Alura von Aurora – Schwertjunker

Ich reiste von meinem Dorf in die Stadt, um Einkäufe für meine Eltern zu erledigen. Auf meinem Bummel durch die Straßen kam ich an einen Marktplatz vorbei auf dem ein Prediger in weißer Kutte mit einem roten Kreuz auf der Brust zu den Menschen sprach.
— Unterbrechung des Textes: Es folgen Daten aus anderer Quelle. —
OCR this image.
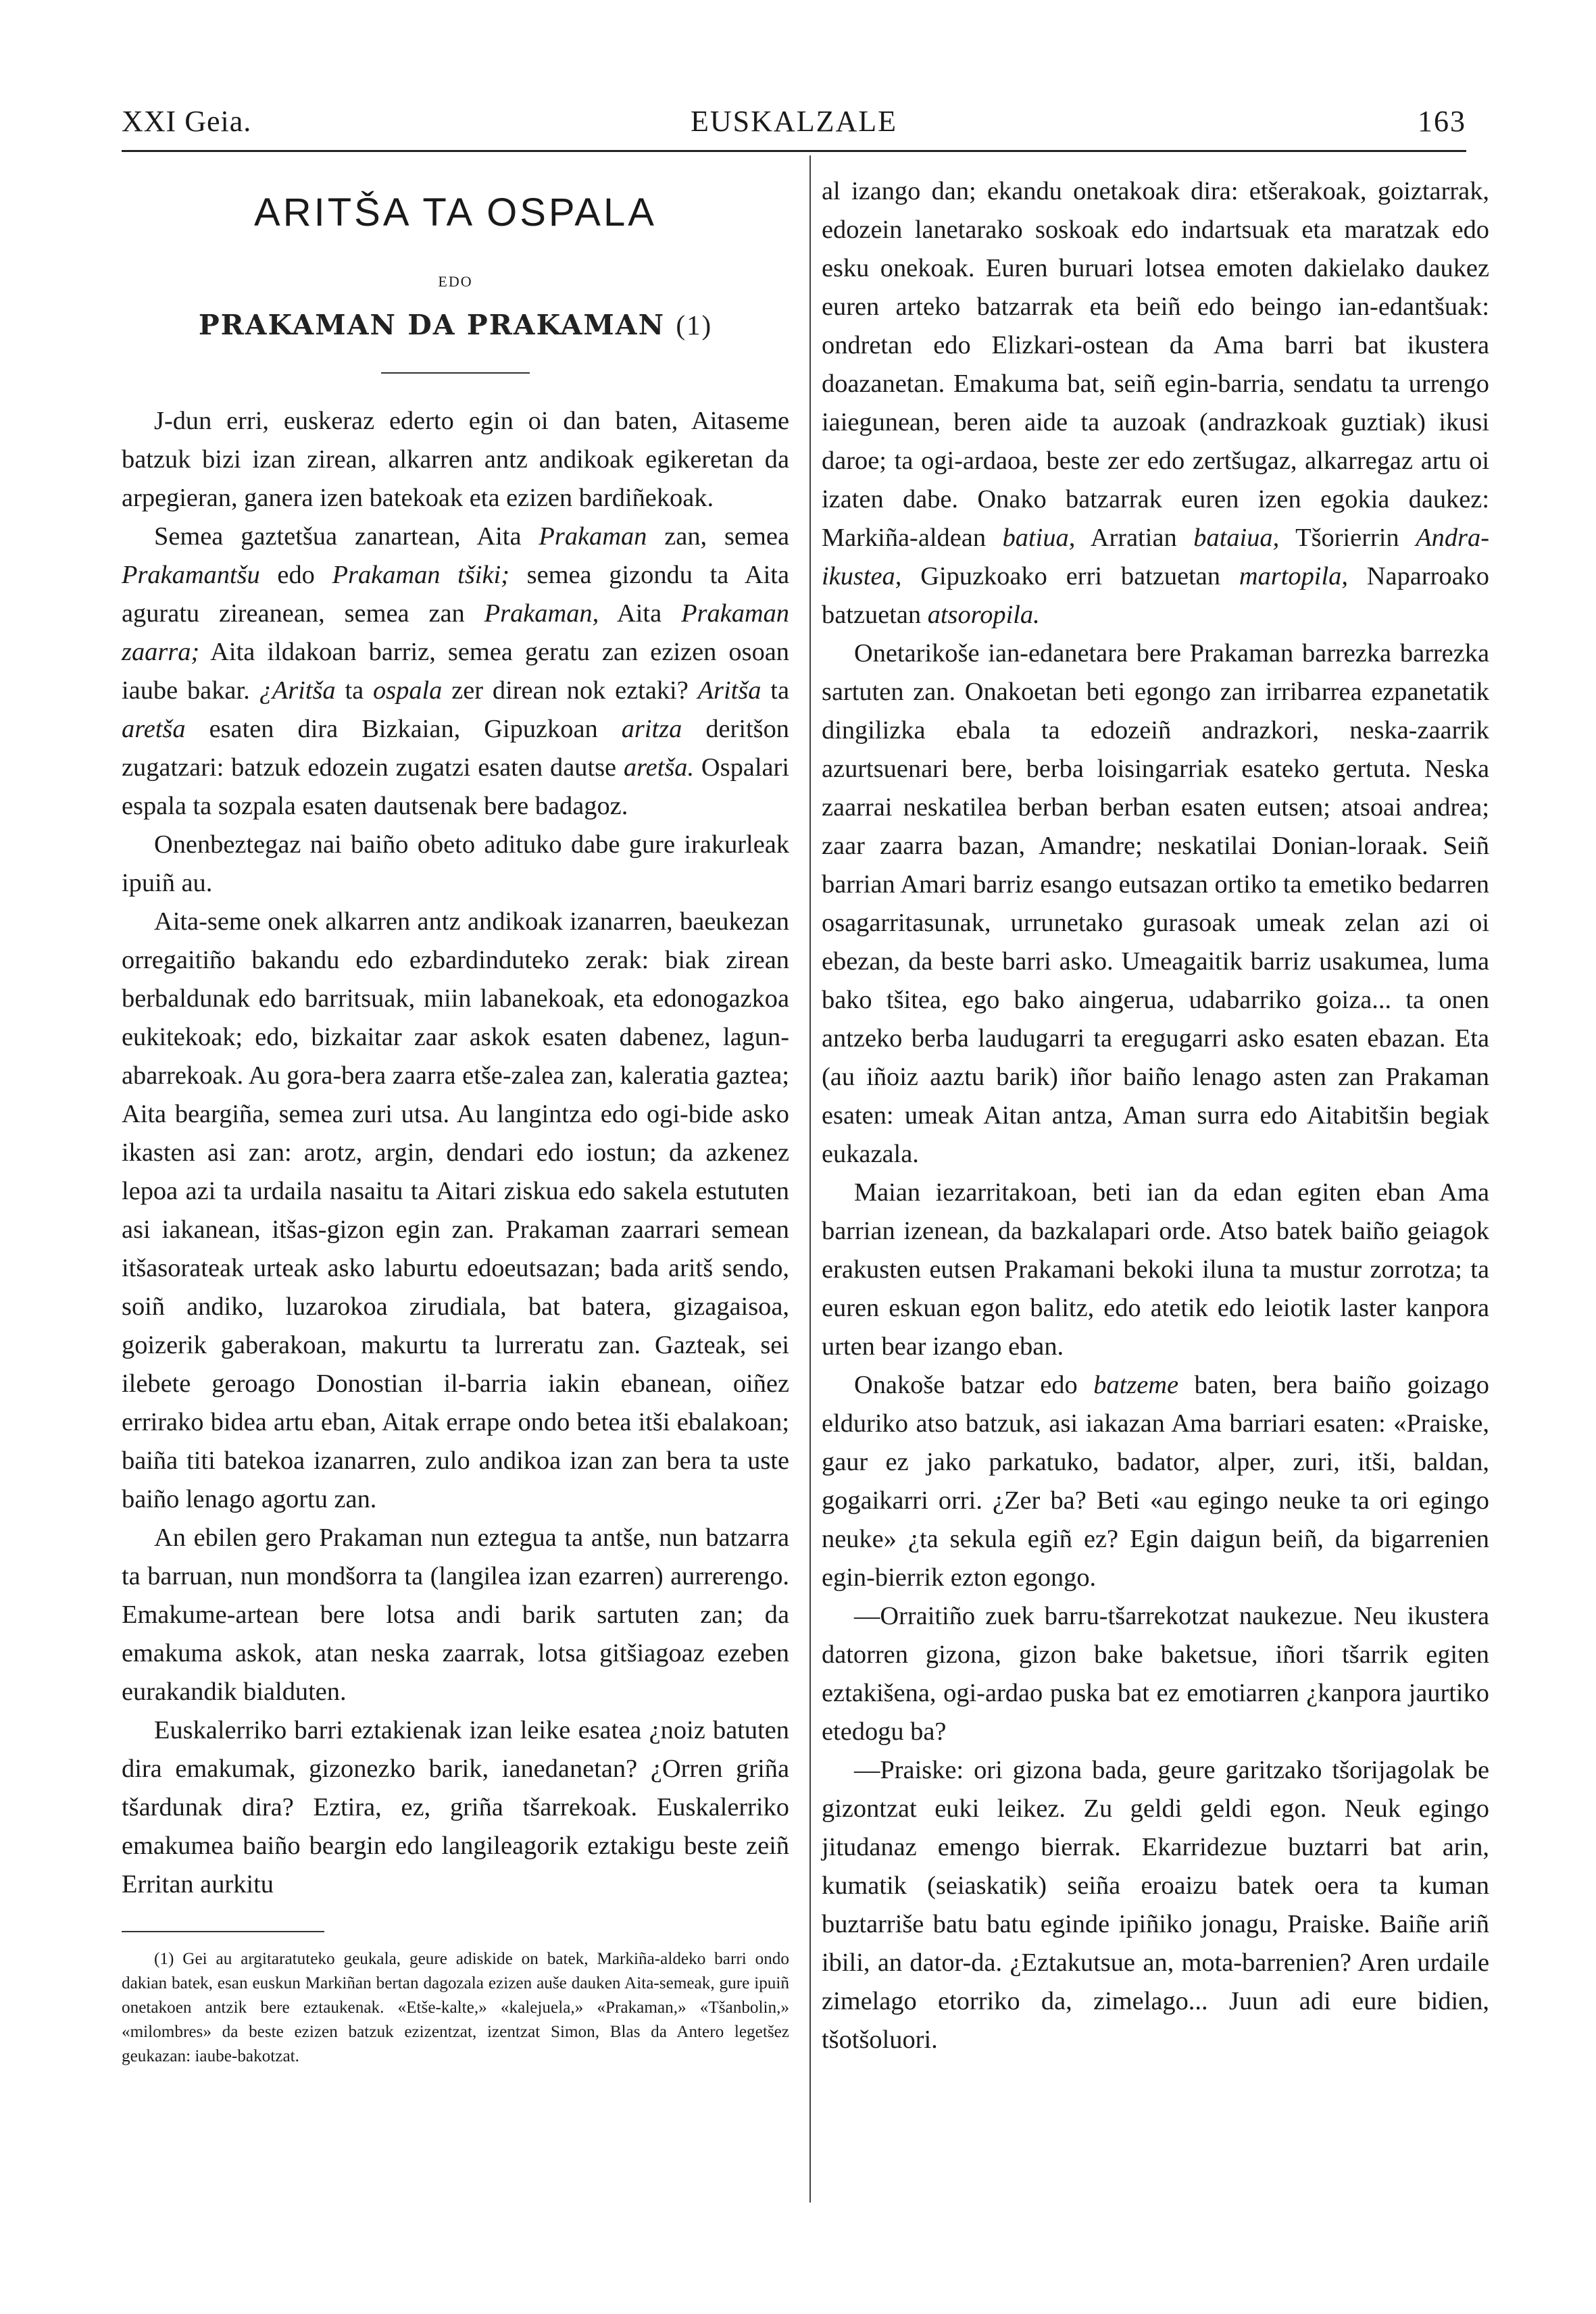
XXI Geia.	EUSKALZALE	163
ARITŠA TA OSPALA
EDO
PRAKAMAN DA PRAKAMAN (1)

J-dun erri, euskeraz ederto egin oi dan baten, Aitaseme batzuk bizi izan zirean, alkarren antz andikoak egikeretan da arpegieran, ganera izen batekoak eta ezizen bardiñekoak.

Semea gaztetšua zanartean, Aita Prakaman zan, semea Prakamantšu edo Prakaman tšiki; semea gizondu ta Aita aguratu zireanean, semea zan Prakaman, Aita Prakaman zaarra; Aita ildakoan barriz, semea geratu zan ezizen osoan iaube bakar. ¿Aritša ta ospala zer direan nok eztaki? Aritša ta aretša esaten dira Bizkaian, Gipuzkoan aritza deritšon zugatzari: batzuk edozein zugatzi esaten dautse aretša. Ospalari espala ta sozpala esaten dautsenak bere badagoz.

Onenbeztegaz nai baiño obeto adituko dabe gure irakurleak ipuiñ au.

Aita-seme onek alkarren antz andikoak izanarren, baeukezan orregaitiño bakandu edo ezbardinduteko zerak: biak zirean berbaldunak edo barritsuak, miin labanekoak, eta edonogazkoa eukitekoak; edo, bizkaitar zaar askok esaten dabenez, lagun-abarrekoak. Au gora-bera zaarra etše-zalea zan, kaleratia gaztea; Aita beargiña, semea zuri utsa. Au langintza edo ogi-bide asko ikasten asi zan: arotz, argin, dendari edo iostun; da azkenez lepoa azi ta urdaila nasaitu ta Aitari ziskua edo sakela estututen asi iakanean, itšas-gizon egin zan. Prakaman zaarrari semean itšasorateak urteak asko laburtu edoeutsazan; bada aritš sendo, soiñ andiko, luzarokoa zirudiala, bat batera, gizagaisoa, goizerik gaberakoan, makurtu ta lurreratu zan. Gazteak, sei ilebete geroago Donostian il-barria iakin ebanean, oiñez errirako bidea artu eban, Aitak errape ondo betea itši ebalakoan; baiña titi batekoa izanarren, zulo andikoa izan zan bera ta uste baiño lenago agortu zan.

An ebilen gero Prakaman nun eztegua ta antše, nun batzarra ta barruan, nun mondšorra ta (langilea izan ezarren) aurrerengo. Emakume-artean bere lotsa andi barik sartuten zan; da emakuma askok, atan neska zaarrak, lotsa gitšiagoaz ezeben eurakandik bialduten.

Euskalerriko barri eztakienak izan leike esatea ¿noiz batuten dira emakumak, gizonezko barik, ianedanetan? ¿Orren griña tšardunak dira? Eztira, ez, griña tšarrekoak. Euskalerriko emakumea baiño beargin edo langileagorik eztakigu beste zeiñ Erritan aurkitu

(1) Gei au argitaratuteko geukala, geure adiskide on batek, Markiña-aldeko barri ondo dakian batek, esan euskun Markiñan bertan dagozala ezizen auše dauken Aita-semeak, gure ipuiñ onetakoen antzik bere eztaukenak. «Etše-kalte,» «kalejuela,» «Prakaman,» «Tšanbolin,» «milombres» da beste ezizen batzuk ezizentzat, izentzat Simon, Blas da Antero legetšez geukazan: iaube-bakotzat.

al izango dan; ekandu onetakoak dira: etšerakoak, goiztarrak, edozein lanetarako soskoak edo indartsuak eta maratzak edo esku onekoak. Euren buruari lotsea emoten dakielako daukez euren arteko batzarrak eta beiñ edo beingo ian-edantšuak: ondretan edo Elizkari-ostean da Ama barri bat ikustera doazanetan. Emakuma bat, seiñ egin-barria, sendatu ta urrengo iaiegunean, beren aide ta auzoak (andrazkoak guztiak) ikusi daroe; ta ogi-ardaoa, beste zer edo zertšugaz, alkarregaz artu oi izaten dabe. Onako batzarrak euren izen egokia daukez: Markiña-aldean batiua, Arratian bataiua, Tšorierrin Andra-ikustea, Gipuzkoako erri batzuetan martopila, Naparroako batzuetan atsoropila.

Onetarikoše ian-edanetara bere Prakaman barrezka barrezka sartuten zan. Onakoetan beti egongo zan irribarrea ezpanetatik dingilizka ebala ta edozeiñ andrazkori, neska-zaarrik azurtsuenari bere, berba loisingarriak esateko gertuta. Neska zaarrai neskatilea berban berban esaten eutsen; atsoai andrea; zaar zaarra bazan, Amandre; neskatilai Donian-loraak. Seiñ barrian Amari barriz esango eutsazan ortiko ta emetiko bedarren osagarritasunak, urrunetako gurasoak umeak zelan azi oi ebezan, da beste barri asko. Umeagaitik barriz usakumea, luma bako tšitea, ego bako aingerua, udabarriko goiza... ta onen antzeko berba laudugarri ta eregugarri asko esaten ebazan. Eta (au iñoiz aaztu barik) iñor baiño lenago asten zan Prakaman esaten: umeak Aitan antza, Aman surra edo Aitabitšin begiak eukazala.

Maian iezarritakoan, beti ian da edan egiten eban Ama barrian izenean, da bazkalapari orde. Atso batek baiño geiagok erakusten eutsen Prakamani bekoki iluna ta mustur zorrotza; ta euren eskuan egon balitz, edo atetik edo leiotik laster kanpora urten bear izango eban.

Onakoše batzar edo batzeme baten, bera baiño goizago elduriko atso batzuk, asi iakazan Ama barriari esaten: «Praiske, gaur ez jako parkatuko, badator, alper, zuri, itši, baldan, gogaikarri orri. ¿Zer ba? Beti «au egingo neuke ta ori egingo neuke» ¿ta sekula egiñ ez? Egin daigun beiñ, da bigarrenien egin-bierrik ezton egongo.

—Orraitiño zuek barru-tšarrekotzat naukezue. Neu ikustera datorren gizona, gizon bake baketsue, iñori tšarrik egiten eztakišena, ogi-ardao puska bat ez emotiarren ¿kanpora jaurtiko etedogu ba?

—Praiske: ori gizona bada, geure garitzako tšorijagolak be gizontzat euki leikez. Zu geldi geldi egon. Neuk egingo jitudanaz emengo bierrak. Ekarridezue buztarri bat arin, kumatik (seiaskatik) seiña eroaizu batek oera ta kuman buztarriše batu batu eginde ipiñiko jonagu, Praiske. Baiñe ariñ ibili, an dator-da. ¿Eztakutsue an, mota-barrenien? Aren urdaile zimelago etorriko da, zimelago... Juun adi eure bidien, tšotšoluori.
Von seiner flammenden Rede ließ ich mich jedoch nicht beeindrucken, da ich immer schon wert auf meinen freien Willen gelegt habe wollte ich mich zuerst abwenden und weiter gehen. Doch da die Ausbildungschancen auf unserer kleinen Insel nicht sonderlich nennenswert sind bot der Orden des Bruce natürlich eine gute Ausbildung und hohe Aufstiegschancen. Wiederwillen in einer religiösen Gruppe einzutreten schloß ich mich dem Orden des Bruce an. Ich befürchtete dass man den Glauben des Ordens unbedingt annehmen müsse und ihm bis in den Tod folgen müsse. Das wäre nichts für mich, ich schätze Logisches Denken, Teamfähigkeit, Nächstenliebwe und Toleranz mehr als hirnloses Handeln nach irgendwelchen zweifelhaften Göttern. Naja, ohne Ausbildung komme ich jedenfalls nicht weiter und schon gar nicht weg von dieser viel zu kleinen Insel! Meine Eltern haben mich schon viel zu lange hier Aufgehalten! Ich will endlich die Welt entdecken und bereisen.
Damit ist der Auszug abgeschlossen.